Why does negativity seem to gain the upper hand?
Here’s what I have observed or experienced.
It’s how we think – We hear bad news or see bad behavior and react. The part of our brain that processes the danger isn’t very evolved. We focus on the negative because we need to survive.
Organizations tend to hide the truth – Most leaders and companies gloss over problems or delay sharing bad news. When employees, shareholders, or customers aren’t getting what they need, they turn elsewhere. Those alternative sources fuel negative news, with little regard for accuracy.
Many of us are afraid to speak up – I’m always amazed. Even in negative cultures, there are plenty of folks who don’t agree with what is happening. They just aren’t talking. The result? Some people have the skills to confront in respectful ways. Others simply offend everyone with their negative version of events.
There are no standards for behavior – Without explicit guidelines for conduct or dialogue why are we surprised when people act in disrespectful ways? People behaving badly encourages more bad behavior.
We don’t have much practice with confrontation – Without coaching, leaders will either struggle to confront or won’t even try. Changing habits takes a combination of skill and lots of practice to get better.

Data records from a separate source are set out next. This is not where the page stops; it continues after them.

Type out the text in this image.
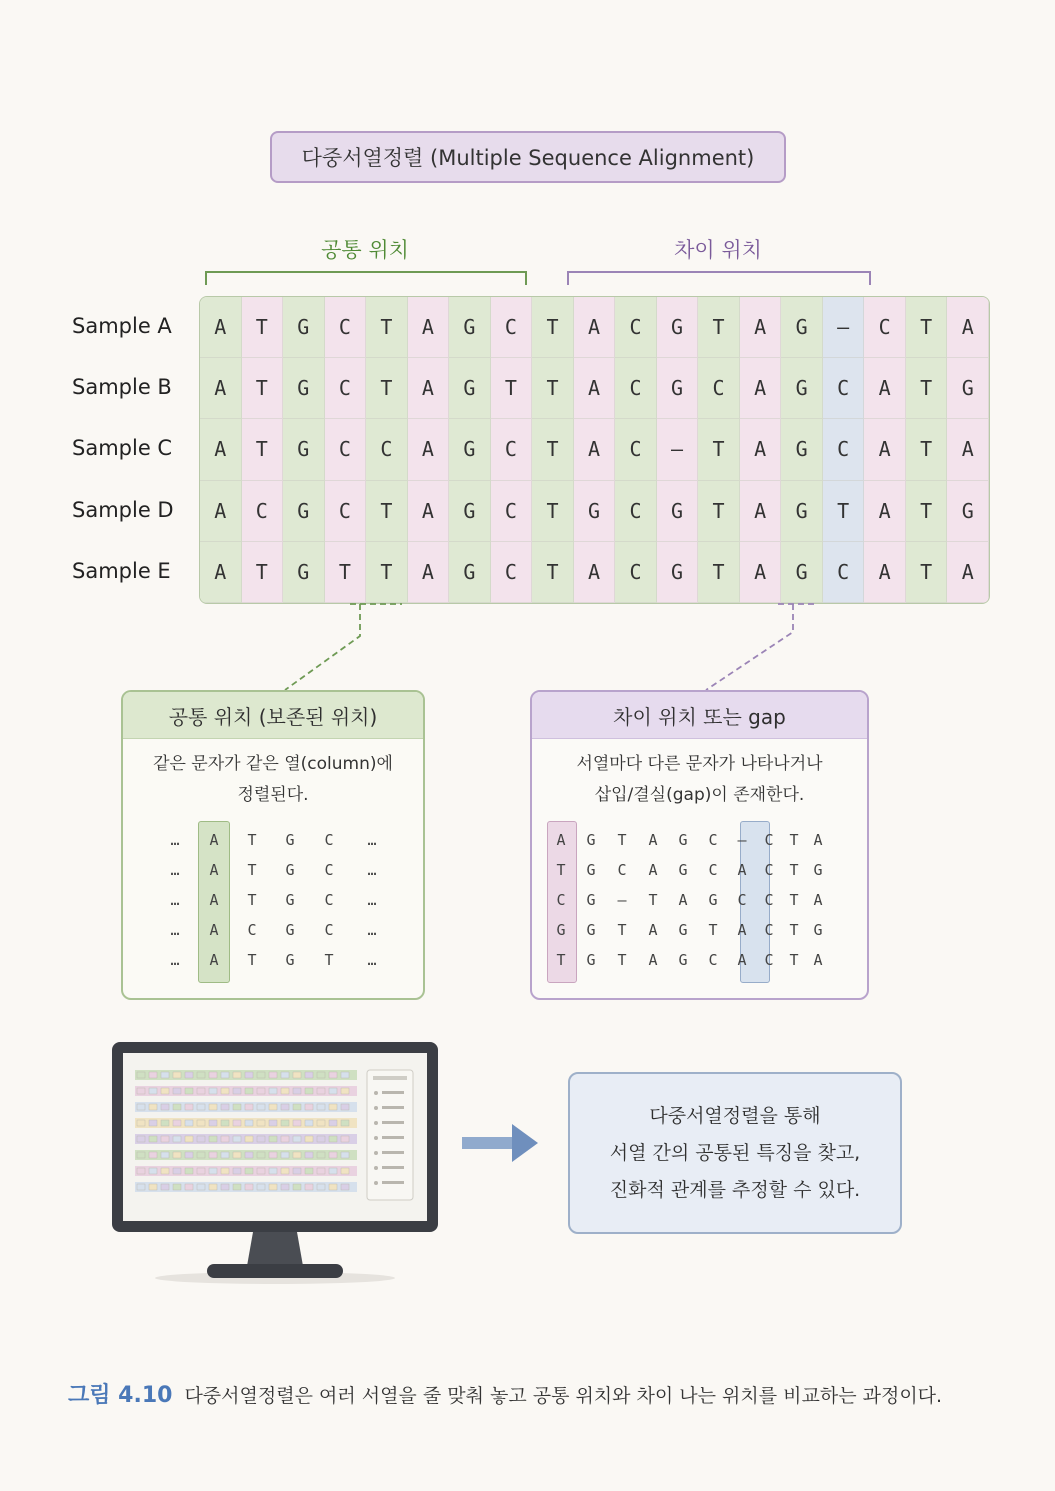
다중서열정렬 (Multiple Sequence Alignment)
공통 위치	차이 위치
Sample A
Sample B
Sample C
Sample D
Sample E
A	T	G	C	T	A	G	C	T	A	C	G	T	A	G	–	C	T	A
A	T	G	C	T	A	G	T	T	A	C	G	C	A	G	C	A	T	G
A	T	G	C	C	A	G	C	T	A	C	–	T	A	G	C	A	T	A
A	C	G	C	T	A	G	C	T	G	C	G	T	A	G	T	A	T	G
A	T	G	T	T	A	G	C	T	A	C	G	T	A	G	C	A	T	A
공통 위치 (보존된 위치)
같은 문자가 같은 열(column)에
정렬된다.
…	A	T	G	C	…
…	A	T	G	C	…
…	A	T	G	C	…
…	A	C	G	C	…
…	A	T	G	T	…
차이 위치 또는 gap
서열마다 다른 문자가 나타나거나
삽입/결실(gap)이 존재한다.
A	G	T	A	G	C	–	C	T A
T	G	C	A	G	C	A	C	T G
C	G	–	T	A	G	C	C	T A
G	G	T	A	G	T	A	C	T G
T	G	T	A	G	C	A	C	T A
다중서열정렬을 통해
서열 간의 공통된 특징을 찾고,
진화적 관계를 추정할 수 있다.
그림 4.10 다중서열정렬은 여러 서열을 줄 맞춰 놓고 공통 위치와 차이 나는 위치를 비교하는 과정이다.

What can leaders do to overcome the power of negativity at work?
One simple idea is to tell the truth. Be more honest in every conversation and public forum.
Another approach is to make it safe for everyone to share their versions of the truth and ask tough questions. Help the silent majority find its voice so their concerns aren’t being filtered by more vocal negative elements.
Finally, establish basic standards for expected behaviors and enforce them. It’s important that leaders call out those who violate the code of conduct but it’s critical that everyone sees this as their duty.
I have witnessed the toll that negativity has on morale, customer service, and employee turnover. We should all take responsibility for our contributions to this problem and feel some obligation to be part of the solution.